Attacking workers’ rights in the name of profit is more than immoral, it’s deadly: an estimated 10000 to 14000 people die per year because of unemployment in France. Workers in France and across the globe are defending more than labor laws when they take to the streets, they’re fighting for their right to exist. Workers provide the labor upon which society depends; without us, society would collapse. How would capitalists make their profits, without the work provided by electricians, tellers, secretaries, teachers, hospital staff, and all the other heroes too often forgotten? How would surgeons save lives without lights in their buildings? Capitalism constantly reinforces the idea that commodities and money matter more than people but we of the working class can use our power to put people before profits.

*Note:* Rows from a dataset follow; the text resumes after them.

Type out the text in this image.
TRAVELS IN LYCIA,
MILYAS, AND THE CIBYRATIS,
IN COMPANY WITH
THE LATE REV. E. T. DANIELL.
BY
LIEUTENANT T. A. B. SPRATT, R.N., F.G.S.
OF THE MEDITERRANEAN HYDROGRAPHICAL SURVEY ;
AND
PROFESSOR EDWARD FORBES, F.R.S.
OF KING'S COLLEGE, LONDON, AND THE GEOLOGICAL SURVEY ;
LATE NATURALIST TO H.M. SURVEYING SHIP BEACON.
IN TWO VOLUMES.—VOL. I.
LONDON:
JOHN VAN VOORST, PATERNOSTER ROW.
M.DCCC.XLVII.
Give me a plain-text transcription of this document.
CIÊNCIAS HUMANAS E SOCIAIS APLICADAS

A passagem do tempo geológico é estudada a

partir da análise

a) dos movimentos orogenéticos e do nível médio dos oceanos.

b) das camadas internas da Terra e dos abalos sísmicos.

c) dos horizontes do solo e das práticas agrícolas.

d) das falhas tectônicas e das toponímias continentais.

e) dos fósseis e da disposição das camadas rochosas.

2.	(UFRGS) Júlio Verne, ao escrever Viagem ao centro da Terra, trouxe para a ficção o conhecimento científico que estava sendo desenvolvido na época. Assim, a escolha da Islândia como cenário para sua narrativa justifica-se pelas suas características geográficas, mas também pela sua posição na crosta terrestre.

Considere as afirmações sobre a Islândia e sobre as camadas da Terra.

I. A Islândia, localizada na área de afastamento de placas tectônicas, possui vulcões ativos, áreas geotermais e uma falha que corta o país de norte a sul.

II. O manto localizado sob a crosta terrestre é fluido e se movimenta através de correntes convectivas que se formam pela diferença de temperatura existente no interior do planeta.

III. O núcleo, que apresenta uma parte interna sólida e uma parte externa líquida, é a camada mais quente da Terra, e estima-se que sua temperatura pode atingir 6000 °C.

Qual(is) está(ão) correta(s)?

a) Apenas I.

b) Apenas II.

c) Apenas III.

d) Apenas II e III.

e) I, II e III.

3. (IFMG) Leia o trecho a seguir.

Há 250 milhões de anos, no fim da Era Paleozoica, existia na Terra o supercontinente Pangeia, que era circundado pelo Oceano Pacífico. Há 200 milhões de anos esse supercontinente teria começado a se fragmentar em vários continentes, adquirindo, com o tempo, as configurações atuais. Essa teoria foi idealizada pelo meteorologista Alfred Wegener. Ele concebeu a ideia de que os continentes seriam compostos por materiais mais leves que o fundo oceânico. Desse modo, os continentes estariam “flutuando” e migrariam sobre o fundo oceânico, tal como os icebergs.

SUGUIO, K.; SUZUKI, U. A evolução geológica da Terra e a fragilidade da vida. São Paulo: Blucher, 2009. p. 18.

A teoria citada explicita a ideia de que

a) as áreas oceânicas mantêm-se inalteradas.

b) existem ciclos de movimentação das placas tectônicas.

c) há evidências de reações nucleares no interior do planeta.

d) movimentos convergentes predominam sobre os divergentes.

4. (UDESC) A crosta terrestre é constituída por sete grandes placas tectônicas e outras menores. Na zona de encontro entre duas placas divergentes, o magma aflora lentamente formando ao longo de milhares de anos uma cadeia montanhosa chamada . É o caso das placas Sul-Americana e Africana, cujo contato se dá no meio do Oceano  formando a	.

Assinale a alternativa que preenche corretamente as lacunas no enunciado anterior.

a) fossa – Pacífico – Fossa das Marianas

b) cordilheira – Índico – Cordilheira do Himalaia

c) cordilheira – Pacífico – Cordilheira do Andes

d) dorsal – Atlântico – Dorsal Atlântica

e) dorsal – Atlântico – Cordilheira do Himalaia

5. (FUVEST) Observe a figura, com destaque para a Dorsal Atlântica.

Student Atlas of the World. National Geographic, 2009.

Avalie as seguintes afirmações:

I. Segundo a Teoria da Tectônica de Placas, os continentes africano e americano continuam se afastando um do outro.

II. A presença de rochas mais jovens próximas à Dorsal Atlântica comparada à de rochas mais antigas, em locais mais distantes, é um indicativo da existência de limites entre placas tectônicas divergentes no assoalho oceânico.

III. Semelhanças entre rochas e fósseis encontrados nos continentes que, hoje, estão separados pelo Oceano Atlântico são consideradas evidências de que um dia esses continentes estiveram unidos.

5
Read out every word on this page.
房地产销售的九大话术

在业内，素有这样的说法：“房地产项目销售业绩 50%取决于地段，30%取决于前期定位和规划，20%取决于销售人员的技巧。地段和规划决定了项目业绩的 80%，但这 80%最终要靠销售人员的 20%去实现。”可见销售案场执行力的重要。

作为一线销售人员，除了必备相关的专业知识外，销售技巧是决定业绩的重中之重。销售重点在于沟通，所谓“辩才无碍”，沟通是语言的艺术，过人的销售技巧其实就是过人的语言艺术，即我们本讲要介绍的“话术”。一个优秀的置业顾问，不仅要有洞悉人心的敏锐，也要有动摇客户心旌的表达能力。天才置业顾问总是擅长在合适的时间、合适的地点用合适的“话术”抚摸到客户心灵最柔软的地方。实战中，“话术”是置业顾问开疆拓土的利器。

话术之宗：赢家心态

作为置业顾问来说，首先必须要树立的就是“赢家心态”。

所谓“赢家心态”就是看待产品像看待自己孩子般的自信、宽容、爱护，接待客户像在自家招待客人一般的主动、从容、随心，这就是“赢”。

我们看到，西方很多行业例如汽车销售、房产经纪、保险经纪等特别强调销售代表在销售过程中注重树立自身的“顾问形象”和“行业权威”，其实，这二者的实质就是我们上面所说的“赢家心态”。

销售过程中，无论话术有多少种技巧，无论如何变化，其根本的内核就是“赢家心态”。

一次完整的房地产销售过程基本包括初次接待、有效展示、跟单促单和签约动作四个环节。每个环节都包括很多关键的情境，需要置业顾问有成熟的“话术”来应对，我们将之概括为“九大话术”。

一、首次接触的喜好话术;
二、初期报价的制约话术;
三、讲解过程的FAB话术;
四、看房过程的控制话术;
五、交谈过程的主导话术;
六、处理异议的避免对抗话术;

New groups of workers join the strikes

Remy Herrera reports from Paris that unionized fast food workers at McDonalds, at the big retail stores, and in elder care institutions have denounced low wages and speedups; the care workers have also demanded better conditions for the residents. Sanitation and sewer workers mobilized against the hardships of their jobs and demanded early retirement. In mid-June farmers blocked 14 oil refineries. Workers at the Catacombs (an underground cemetery) and museum workers have also gone on strike.